Negli anni 70, le sue mostre furono attaccate da gruppi di femministe. La protesta più eclatante?
"Beh, per me fu piuttosto sconvolgen­te. Se si fa una qualsiasi rappresenta­zione, si oggettiva la figura, anche se si è Rembrandt. Feci ima mostra all'ICA di Londra. In strada vidi tanta polizia e capii che stava succedendo qualcosa. Ricordo di aver detto a mia moglie: 'Toh, guarda, devono aver parcheggiato sulla strada che porta a Buckingham Palare, è ille­gale!'. Quando sono entrato in galleria ho visto tutta quella follia. Stranamente, la maggior parte di chi protestava erano uomini gay, che attaccavano adesivi sul­ le opere, fortunatamente grafiche, tutte sotto vetro. Cera il caos. Mio padre era venuto a vedere la mostra e non riusciva a credere a quello che stava succeden­do. Il direttore della galleria, accompa­gnato da un alto ufficiale di polizia, mi presentò: 'Questo è l'artista'.  Pensai che costui mi avrebbe fatto passare un brutto quarto d'ora. Ma in realtà, mi disse solo: 'Firmi un poster per i colleghi della sta­zione di polizia'. E se la cosa non pre­ occupava i poliziotti, allora non dovevo preoccuparmi nemmeno io. Ho prodot­to un'immagine perfetta per la questione femminista, vedere una figura a quattro zampe usata come tavolo. Ok, ma avreb­bero potuto prendersela con una rivista fetish o altro".

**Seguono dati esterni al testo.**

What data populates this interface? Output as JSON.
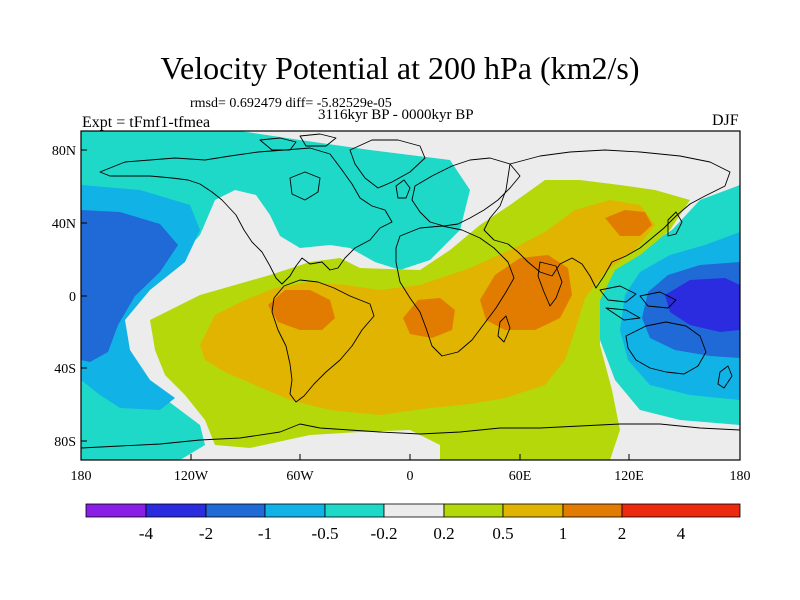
{
  "title": "Velocity Potential at 200 hPa (km2/s)",
  "stats": "rmsd= 0.692479  diff= -5.82529e-05",
  "period": "3116kyr BP - 0000kyr BP",
  "experiment": "Expt = tFmf1-tfmea",
  "season": "DJF",
  "axes": {
    "lon_ticks": [
      "180",
      "120W",
      "60W",
      "0",
      "60E",
      "120E",
      "180"
    ],
    "lat_ticks": [
      "80N",
      "40N",
      "0",
      "40S",
      "80S"
    ]
  },
  "colorbar": {
    "colors": [
      "#8a1ee6",
      "#2b2be0",
      "#1f6ad6",
      "#11b2e6",
      "#1ed8c8",
      "#ececec",
      "#b5d80a",
      "#e0b400",
      "#e27c00",
      "#ec2a10"
    ],
    "labels": [
      "-4",
      "-2",
      "-1",
      "-0.5",
      "-0.2",
      "0.2",
      "0.5",
      "1",
      "2",
      "4"
    ]
  },
  "palette": {
    "ocean_base": "#ececec",
    "coast": "#000000"
  }
}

Negli anni 50 e 60 c'erano icone come Jackie Kennedy, Marilyn Monroe, Liz Taylor, Brigitte Bardot, Raquel Welch, Jane Fonda in Barbarella, e anche Ursula Andress in 007. Oggi per lei, ma anche per altri artisti, la musa è Kate Moss. Cos' ha di così speciale questa top model da immortalarla in scultura? "Molto fotogenica. Certe persone di­ventano improvvisamente onnipresenti. Ma la cosa che mi ha sempre interessato di più, in fatto di belle donne in pubblici­tà o nel cinema, era quanto fosse diversa la visione americana da quella europea. E mi sono reso conto che le star del cine­ma europeo esprimevano più sessualità. Brigitte Bardot più di Marilyn Monroe".

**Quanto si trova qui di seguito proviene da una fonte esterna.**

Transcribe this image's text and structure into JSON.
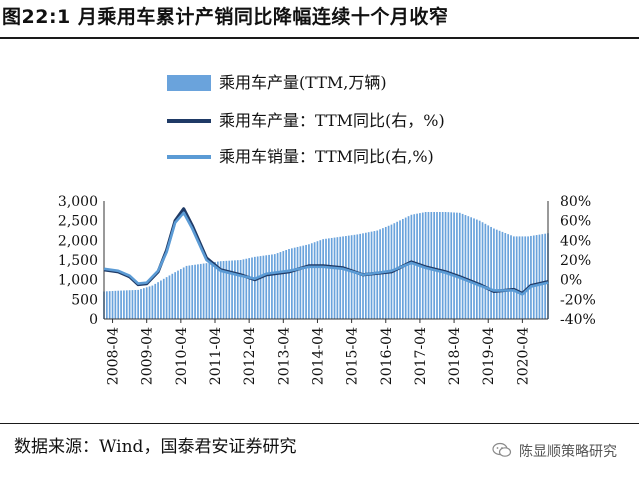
{
  "header": {
    "title": "图22:1 月乘用车累计产销同比降幅连续十个月收窄"
  },
  "footer": {
    "source": "数据来源：Wind，国泰君安证券研究",
    "watermark": "陈显顺策略研究"
  },
  "colors": {
    "bar": "#6aa3dc",
    "line_prod": "#1f3a66",
    "line_sales": "#5b9bd5"
  },
  "chart_data": {
    "type": "bar+line",
    "title": "",
    "legend": [
      {
        "name": "乘用车产量(TTM,万辆)",
        "kind": "bar"
      },
      {
        "name": "乘用车产量：TTM同比(右，%)",
        "kind": "line"
      },
      {
        "name": "乘用车销量：TTM同比(右,%)",
        "kind": "line"
      }
    ],
    "legend_position": "top-center",
    "y_left": {
      "min": 0,
      "max": 3000,
      "ticks": [
        "0",
        "500",
        "1,000",
        "1,500",
        "2,000",
        "2,500",
        "3,000"
      ]
    },
    "y_right": {
      "min": -40,
      "max": 80,
      "ticks": [
        "-40%",
        "-20%",
        "0%",
        "20%",
        "40%",
        "60%",
        "80%"
      ]
    },
    "x_ticks": [
      "2008-04",
      "2009-04",
      "2010-04",
      "2011-04",
      "2012-04",
      "2013-04",
      "2014-04",
      "2015-04",
      "2016-04",
      "2017-04",
      "2018-04",
      "2019-04",
      "2020-04"
    ],
    "x_range": [
      "2008-01",
      "2021-01"
    ],
    "bar_series": {
      "name": "乘用车产量(TTM,万辆)",
      "points": [
        [
          "2008-01",
          700
        ],
        [
          "2008-06",
          720
        ],
        [
          "2009-01",
          740
        ],
        [
          "2009-06",
          850
        ],
        [
          "2010-01",
          1150
        ],
        [
          "2010-06",
          1350
        ],
        [
          "2011-01",
          1420
        ],
        [
          "2011-06",
          1470
        ],
        [
          "2012-01",
          1500
        ],
        [
          "2012-06",
          1580
        ],
        [
          "2013-01",
          1650
        ],
        [
          "2013-06",
          1780
        ],
        [
          "2014-01",
          1900
        ],
        [
          "2014-06",
          2030
        ],
        [
          "2015-01",
          2100
        ],
        [
          "2015-06",
          2150
        ],
        [
          "2016-01",
          2250
        ],
        [
          "2016-06",
          2400
        ],
        [
          "2017-01",
          2650
        ],
        [
          "2017-06",
          2720
        ],
        [
          "2018-01",
          2720
        ],
        [
          "2018-06",
          2700
        ],
        [
          "2019-01",
          2500
        ],
        [
          "2019-06",
          2300
        ],
        [
          "2020-01",
          2100
        ],
        [
          "2020-06",
          2100
        ],
        [
          "2021-01",
          2180
        ]
      ]
    },
    "line_series": [
      {
        "name": "乘用车产量：TTM同比(右，%)",
        "points": [
          [
            "2008-01",
            10
          ],
          [
            "2008-06",
            8
          ],
          [
            "2008-10",
            3
          ],
          [
            "2009-01",
            -5
          ],
          [
            "2009-04",
            -4
          ],
          [
            "2009-08",
            8
          ],
          [
            "2009-11",
            30
          ],
          [
            "2010-02",
            60
          ],
          [
            "2010-05",
            72
          ],
          [
            "2010-08",
            55
          ],
          [
            "2011-01",
            22
          ],
          [
            "2011-06",
            10
          ],
          [
            "2012-01",
            5
          ],
          [
            "2012-06",
            0
          ],
          [
            "2012-10",
            5
          ],
          [
            "2013-06",
            8
          ],
          [
            "2014-01",
            14
          ],
          [
            "2014-06",
            14
          ],
          [
            "2015-01",
            12
          ],
          [
            "2015-08",
            5
          ],
          [
            "2016-06",
            8
          ],
          [
            "2017-01",
            18
          ],
          [
            "2017-06",
            13
          ],
          [
            "2018-01",
            8
          ],
          [
            "2018-06",
            3
          ],
          [
            "2019-01",
            -5
          ],
          [
            "2019-06",
            -12
          ],
          [
            "2020-01",
            -10
          ],
          [
            "2020-04",
            -14
          ],
          [
            "2020-07",
            -6
          ],
          [
            "2021-01",
            -2
          ]
        ]
      },
      {
        "name": "乘用车销量：TTM同比(右,%)",
        "points": [
          [
            "2008-01",
            11
          ],
          [
            "2008-06",
            9
          ],
          [
            "2008-10",
            4
          ],
          [
            "2009-01",
            -4
          ],
          [
            "2009-04",
            -3
          ],
          [
            "2009-08",
            9
          ],
          [
            "2009-11",
            28
          ],
          [
            "2010-02",
            58
          ],
          [
            "2010-05",
            68
          ],
          [
            "2010-08",
            52
          ],
          [
            "2011-01",
            20
          ],
          [
            "2011-06",
            9
          ],
          [
            "2012-01",
            4
          ],
          [
            "2012-06",
            1
          ],
          [
            "2012-10",
            6
          ],
          [
            "2013-06",
            9
          ],
          [
            "2014-01",
            13
          ],
          [
            "2014-06",
            13
          ],
          [
            "2015-01",
            11
          ],
          [
            "2015-08",
            5
          ],
          [
            "2016-06",
            9
          ],
          [
            "2017-01",
            17
          ],
          [
            "2017-06",
            12
          ],
          [
            "2018-01",
            7
          ],
          [
            "2018-06",
            2
          ],
          [
            "2019-01",
            -6
          ],
          [
            "2019-06",
            -11
          ],
          [
            "2020-01",
            -11
          ],
          [
            "2020-04",
            -15
          ],
          [
            "2020-07",
            -7
          ],
          [
            "2021-01",
            -3
          ]
        ]
      }
    ]
  }
}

Stanley Kubrick nel film Arancia meccanica si è ispirato al suo lavoro...
"Non l'ho mai incontrato, abbiamo solo parlato al telefono, aveva visto una mia mostra e voleva sapere se avrei lavo­rato con lui sul set del film disegnando il club, l'arredamento. E la cosa mi ha en­tusiasmato. Poi gli ho detto: 'Beh, si trat­terà di un lavoro di tre o sei mesi, quanto puoi pagare?'. Ma rimasi assolutamente scioccato da ciò che disse: 'Sono un regi­sta famoso, e se ti fai notare nel mio film, avrai un sacco di lavoro'. Risposi: 'No, non sono uno scenografo di cinema. Se riesci a farmi fare un mostra al Louvre o al MoMa, allora ok, sì lo farò'. Poi, alla fine gli ho detto: 'Se ti piace la mia idea e vuoi usarla, usala pure'. Non si possono brevettare le idee".